If the size argument is negative or omitted, read until EOF is reached.
Notice that when in non-blocking mode, less data than what was requested
may be returned, even if no size parameter was given.
os.system("stty -icanon -echo")
while True:
raw_c = sys.stdin.buffer.peek()
c = sys.stdin.read(1)
print(f"Char: {c}")
I learned a new idiom for this today while watching Raymond Hettinger's Transforming Code into Beautiful, Idiomatic Python:
import functools
with open(filename) as f:
f_read_ch = functools.partial(f.read, 1)
for ch in iter(f_read_ch, ''):
print 'Read a character:', repr(ch)
Just:
myfile = open(filename)
onecaracter = myfile.read(1)
Just read a single character
f.read(1)
I like the accepted answer: it is straightforward and will get the job done.
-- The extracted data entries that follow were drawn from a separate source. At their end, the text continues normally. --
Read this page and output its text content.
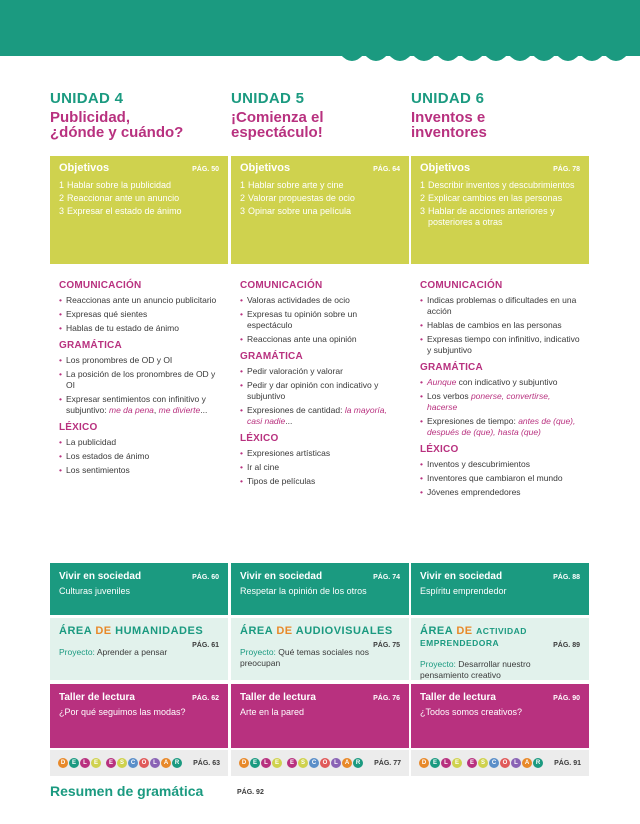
UNIDAD 4
Publicidad,
¿dónde y cuándo?
Objetivos	PÁG. 50
1 Hablar sobre la publicidad
2 Reaccionar ante un anuncio
3 Expresar el estado de ánimo
COMUNICACIÓN
• Reaccionas ante un anuncio publicitario
• Expresas qué sientes
• Hablas de tu estado de ánimo
GRAMÁTICA
• Los pronombres de OD y OI
• La posición de los pronombres de OD y OI
• Expresar sentimientos con infinitivo y subjuntivo: me da pena, me divierte...
LÉXICO
• La publicidad
• Los estados de ánimo
• Los sentimientos
Vivir en sociedad	PÁG. 60
Culturas juveniles
ÁREA DE HUMANIDADES
PÁG. 61
Proyecto: Aprender a pensar
Taller de lectura	PÁG. 62
¿Por qué seguimos las modas?
D	E	L	E	E	S	C	O	L	A	R	PÁG. 63
UNIDAD 5
¡Comienza el
espectáculo!
Objetivos	PÁG. 64
1 Hablar sobre arte y cine
2 Valorar propuestas de ocio
3 Opinar sobre una película
COMUNICACIÓN
• Valoras actividades de ocio
• Expresas tu opinión sobre un espectáculo
• Reaccionas ante una opinión
GRAMÁTICA
• Pedir valoración y valorar
• Pedir y dar opinión con indicativo y subjuntivo
• Expresiones de cantidad: la mayoría, casi nadie...
LÉXICO
• Expresiones artísticas
• Ir al cine
• Tipos de películas
Vivir en sociedad	PÁG. 74
Respetar la opinión de los otros
ÁREA DE AUDIOVISUALES
PÁG. 75
Proyecto: Qué temas sociales nos preocupan
Taller de lectura	PÁG. 76
Arte en la pared
D	E	L	E	E	S	C	O	L	A	R	PÁG. 77
UNIDAD 6
Inventos e
inventores
Objetivos	PÁG. 78
1 Describir inventos y descubrimientos
2 Explicar cambios en las personas
3 Hablar de acciones anteriores y posteriores a otras
COMUNICACIÓN
• Indicas problemas o dificultades en una acción
• Hablas de cambios en las personas
• Expresas tiempo con infinitivo, indicativo y subjuntivo
GRAMÁTICA
• Aunque con indicativo y subjuntivo
• Los verbos ponerse, convertirse, hacerse
• Expresiones de tiempo: antes de (que), después de (que), hasta (que)
LÉXICO
• Inventos y descubrimientos
• Inventores que cambiaron el mundo
• Jóvenes emprendedores
Vivir en sociedad	PÁG. 88
Espíritu emprendedor
ÁREA DE ACTIVIDAD EMPRENDEDORA	PÁG. 89
Proyecto: Desarrollar nuestro pensamiento creativo
Taller de lectura	PÁG. 90
¿Todos somos creativos?
D	E	L	E	E	S	C	O	L	A	R	PÁG. 91
Resumen de gramática	PÁG. 92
I would also like to offer an alternative implementation:
def chunks(filename, buffer_size=4096):
"""Reads `filename` in chunks of `buffer_size` bytes and yields each chunk
until no more characters can be read; the last chunk will most likely have
less than `buffer_size` bytes.
:param str filename: Path to the file
:param int buffer_size: Buffer size, in bytes (default is 4096)
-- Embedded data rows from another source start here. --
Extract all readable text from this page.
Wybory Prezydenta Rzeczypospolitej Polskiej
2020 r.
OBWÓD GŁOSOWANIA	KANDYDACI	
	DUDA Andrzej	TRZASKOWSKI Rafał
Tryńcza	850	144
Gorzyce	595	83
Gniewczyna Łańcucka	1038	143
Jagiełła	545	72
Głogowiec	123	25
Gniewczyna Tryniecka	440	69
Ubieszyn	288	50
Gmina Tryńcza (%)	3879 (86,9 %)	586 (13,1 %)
:return: Yields chunks of `buffer_size` size until exhausting the file
:rtype: str
"""
with open(filename, "rb") as fp:
chunk = fp.read(buffer_size)
while chunk:
yield chunk
chunk = fp.read(buffer_size)
def chars(filename, buffersize=4096):
"""Yields the contents of file `filename` character-by-character. Warning:
will only work for encodings where one character is encoded as one byte.
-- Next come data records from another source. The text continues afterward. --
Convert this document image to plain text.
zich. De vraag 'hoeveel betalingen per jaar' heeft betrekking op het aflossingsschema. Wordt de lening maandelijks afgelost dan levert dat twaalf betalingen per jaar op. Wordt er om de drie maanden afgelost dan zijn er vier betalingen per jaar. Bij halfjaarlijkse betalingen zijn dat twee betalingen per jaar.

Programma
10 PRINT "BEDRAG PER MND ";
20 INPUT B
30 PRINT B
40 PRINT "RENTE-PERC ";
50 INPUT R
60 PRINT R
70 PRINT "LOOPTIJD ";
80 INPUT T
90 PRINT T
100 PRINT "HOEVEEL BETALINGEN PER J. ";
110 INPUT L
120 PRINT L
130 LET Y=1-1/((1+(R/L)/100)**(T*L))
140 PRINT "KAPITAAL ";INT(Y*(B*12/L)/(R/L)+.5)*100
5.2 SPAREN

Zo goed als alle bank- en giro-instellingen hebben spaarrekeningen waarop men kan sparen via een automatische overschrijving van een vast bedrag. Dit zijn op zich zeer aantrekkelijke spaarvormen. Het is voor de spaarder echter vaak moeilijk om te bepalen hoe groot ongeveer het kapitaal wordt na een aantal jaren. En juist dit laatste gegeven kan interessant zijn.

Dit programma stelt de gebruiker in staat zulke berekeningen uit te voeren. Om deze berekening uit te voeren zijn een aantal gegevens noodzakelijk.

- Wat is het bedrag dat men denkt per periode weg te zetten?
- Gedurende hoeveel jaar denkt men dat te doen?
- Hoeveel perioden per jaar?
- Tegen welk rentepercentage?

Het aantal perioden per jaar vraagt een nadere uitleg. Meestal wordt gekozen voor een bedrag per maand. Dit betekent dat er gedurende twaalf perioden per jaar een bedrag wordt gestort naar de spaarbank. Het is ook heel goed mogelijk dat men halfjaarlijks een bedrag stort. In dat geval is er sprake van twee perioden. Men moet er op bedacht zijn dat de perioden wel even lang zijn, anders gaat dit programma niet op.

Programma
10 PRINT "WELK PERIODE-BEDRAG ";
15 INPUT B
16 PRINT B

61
:param str filename: Path to the file
:param int buffer_size: Buffer size for the underlying chunks,
in bytes (default is 4096)
:return: Yields the contents of `filename` character-by-character.
:rtype: char
"""
for chunk in chunks(filename, buffersize):
for char in chunk:
yield char
def main(buffersize, filenames):
"""Reads several files character by character and redirects their contents
to `/dev/null`.
"""
for filename in filenames:
with open("/dev/null", "wb") as fp:
for char in chars(filename, buffersize):
fp.write(char)
if __name__ == "__main__":
# Try reading several files varying the buffer size
import sys
buffersize = int(sys.argv[1])
filenames = sys.argv[2:]
sys.exit(main(buffersize, filenames))
The code I suggest is essentially the same idea as your accepted answer: read a given number of bytes from the file. The difference is that it first reads a good chunk of data (4006 is a good default for X86, but you may want to try 1024, or 8192; any multiple of your page size), and then it yields the characters in that chunk one by one.
The code I present may be faster for larger files. Take, for example, the entire text of War and Peace, by Tolstoy. These are my timing results (Mac Book Pro using OS X 10.7.4; so.py is the name I gave to the code I pasted):
$ time python so.py 1 2600.txt.utf-8
python so.py 1 2600.txt.utf-8 3.79s user 0.01s system 99% cpu 3.808 total
$ time python so.py 4096 2600.txt.utf-8
python so.py 4096 2600.txt.utf-8 1.31s user 0.01s system 99% cpu 1.318 total
Now: do not take the buffer size at 4096
as a universal truth; look at the results I get for different sizes (buffer size (bytes) vs wall time (sec)):
2 2.726
4 1.948
8 1.693
16 1.534
32 1.525
64 1.398
128 1.432
256 1.377
512 1.347
1024 1.442
2048 1.316
4096 1.318
As you can see, you can start seeing gains earlier on (and my timings are likely very inaccurate); the buffer size is a trade-off between performance and memory. The default of 4096 is just a reasonable choice but, as always, measure first.
f = open('hi.txt', 'w')
f.write('0123456789abcdef')
f.close()
f = open('hej.txt', 'r')
f.seek(12)
print f.read(1) # This will read just "c"
First, open a file:
with open("filename") as fileobj:
for line in fileobj:
for ch in line:
print(ch)
This goes through every line in the file and then every character in that line.